Given the budgetary situation, it’s nice to know we can still get to the outer Solar System without the cost of a flagship-class mission like Cassini, which weighed in at 3.26 billion — that included $1.4 billion for pre-launch development, $704 million for mission operations, $54 million for tracking and $422 million for the launch vehicle. Now Johns Hopkins Applied Physics Laboratory (JHU/APL) is moving forward on a much cheaper mission concept to reach Titan, one of the three proposals selected as candidates for an upcoming NASA Discovery Program mission.

We’re now down to three proposals for this mission out of an original 28 submitted last summer, with each team receiving $3 million to develop a still more detailed concept study. The Titan mission is just what the doctor ordered to perk up your ailing sense of wonder, intended to deliver a capsule called Titan Mare Explorer (TiME) that would land in and explore one of the large seas that Cassini has helped us map. The concept is clearly workable, and it will be cost-capped at $425 million, although this doesn’t cover the funding for the launch vehicle.

Remember that the NEAR mission, the first to orbit and land on an asteroid, was a JHU/APL creation — this was the first of the Discovery-class missions — and so is MESSENGER, now in orbit around Mercury since March. I’ve mentioned many times in these pages my interest in the Innovative Interstellar Explorer concept that has been developed there over the years in the hands of Ralph McNutt, with original work done through Phase I and II grants from NASA’s Institute for Advanced Concepts. And I certainly don’t want to forget the ongoing flight of New Horizons, designed and built at JHU/APL and tallying mission costs in the range of $700 million.

But I don’t want to focus solely on money here, because the Titan Mare Explorer, if chosen for flight, is the sort of breathtaking mission we’ve been hoping to see delivered to Titan, a robotic boat that would be parachuted into Ligeia Mare, the second largest of Titan’s northern seas, for a 96-day mission, measuring the moon’s organic molecules and analyzing its chemistry, not to mention producing images of sea and sky on Titan that would surely be unforgetable. The plan is to launch between 2016 and 2018 to arrive before winter sets in at the moon’s north pole.

Image: Sunlight reflects off a Titan lake in this image captured by NASA’s Cassini spacecraft. The Titan Mare Explorer (TiME), a candidate for NASA’s next Discovery-class mission, would perform the first direct inspection of an ocean environment beyond Earth by landing in, and floating on, a large methane-ethane sea on the cloudy, complex moon of Saturn.

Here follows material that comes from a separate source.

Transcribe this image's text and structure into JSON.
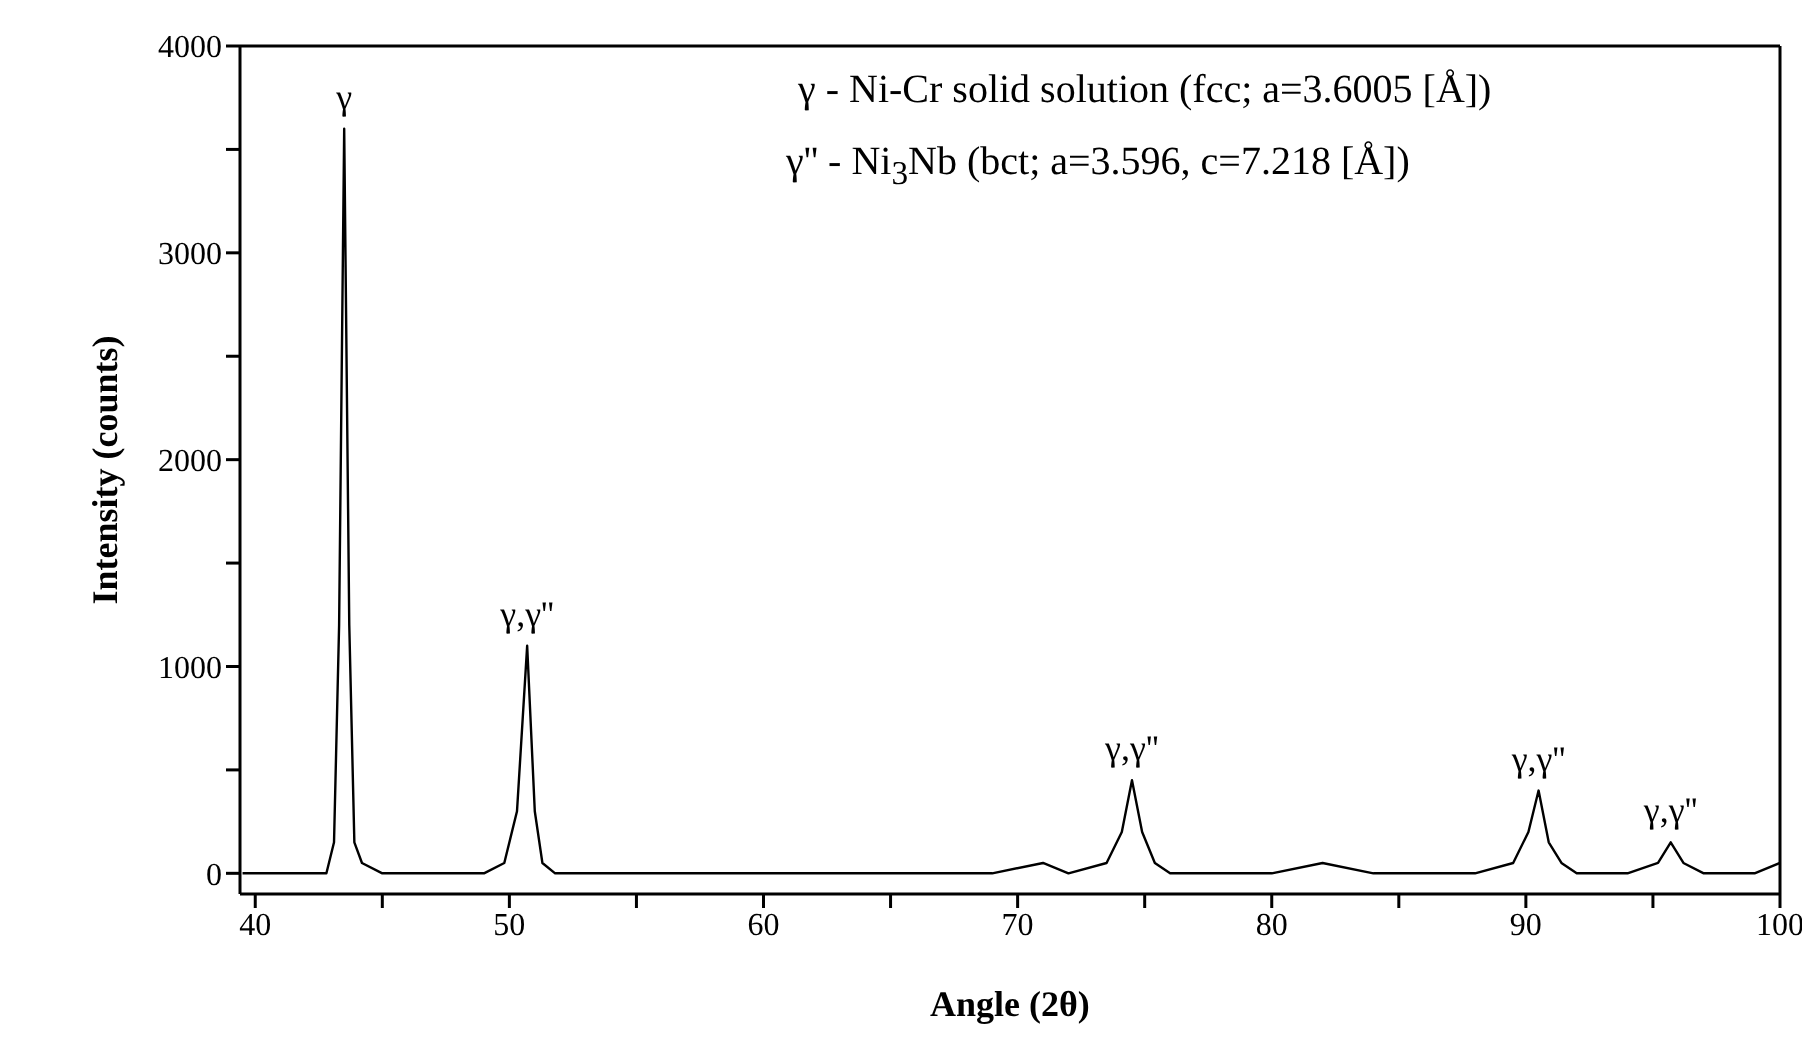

Credit: NASA.

Here I want to quote TiME project lead scientist Ellen Stofan (Proxemy Research Gaithersburg, MD), who was recently interviewed by Ian O’Neill for Discovery News:

“Titan is often referred to as a pre-biotic world. It actually has all the sort of building block chemicals that were present on Earth when life evolved. The idea for Titan is that with those very, very cold temperatures and with water being frozen solid, could life actually develop, or is it just too cold so those chemical reactions just can’t get going?”

The two other Discovery Program possibilities are a mission to study the Martian interior (Geophysical Monitoring Station) and a cometary lander (Comet Hopper). We’ll have another review of all three studies in 2012, after which NASA will select the winner. In the meantime, it’s also interesting to see three proposals selected for technology development — this means selected teams will receive funding to bring their technologies to a higher readiness level. All three of these are interesting in their own right for long-term development:

  • Whipple would use a technique called blind occultation to monitor tens of thousands of stars for signs of outer system objects, helping us inventory icy chunks at the system’s edge.
  • NEOCam would study Near-Earth Objects through a new telescope designed for infrared measurements that help us understand small bodies crossing the Earth’s orbit.
  • Primitive Material Explorer (PriME) would use a mass spectrometer to measure the chemical composition of a comet and explore the role of comets in delivering volatiles to Earth.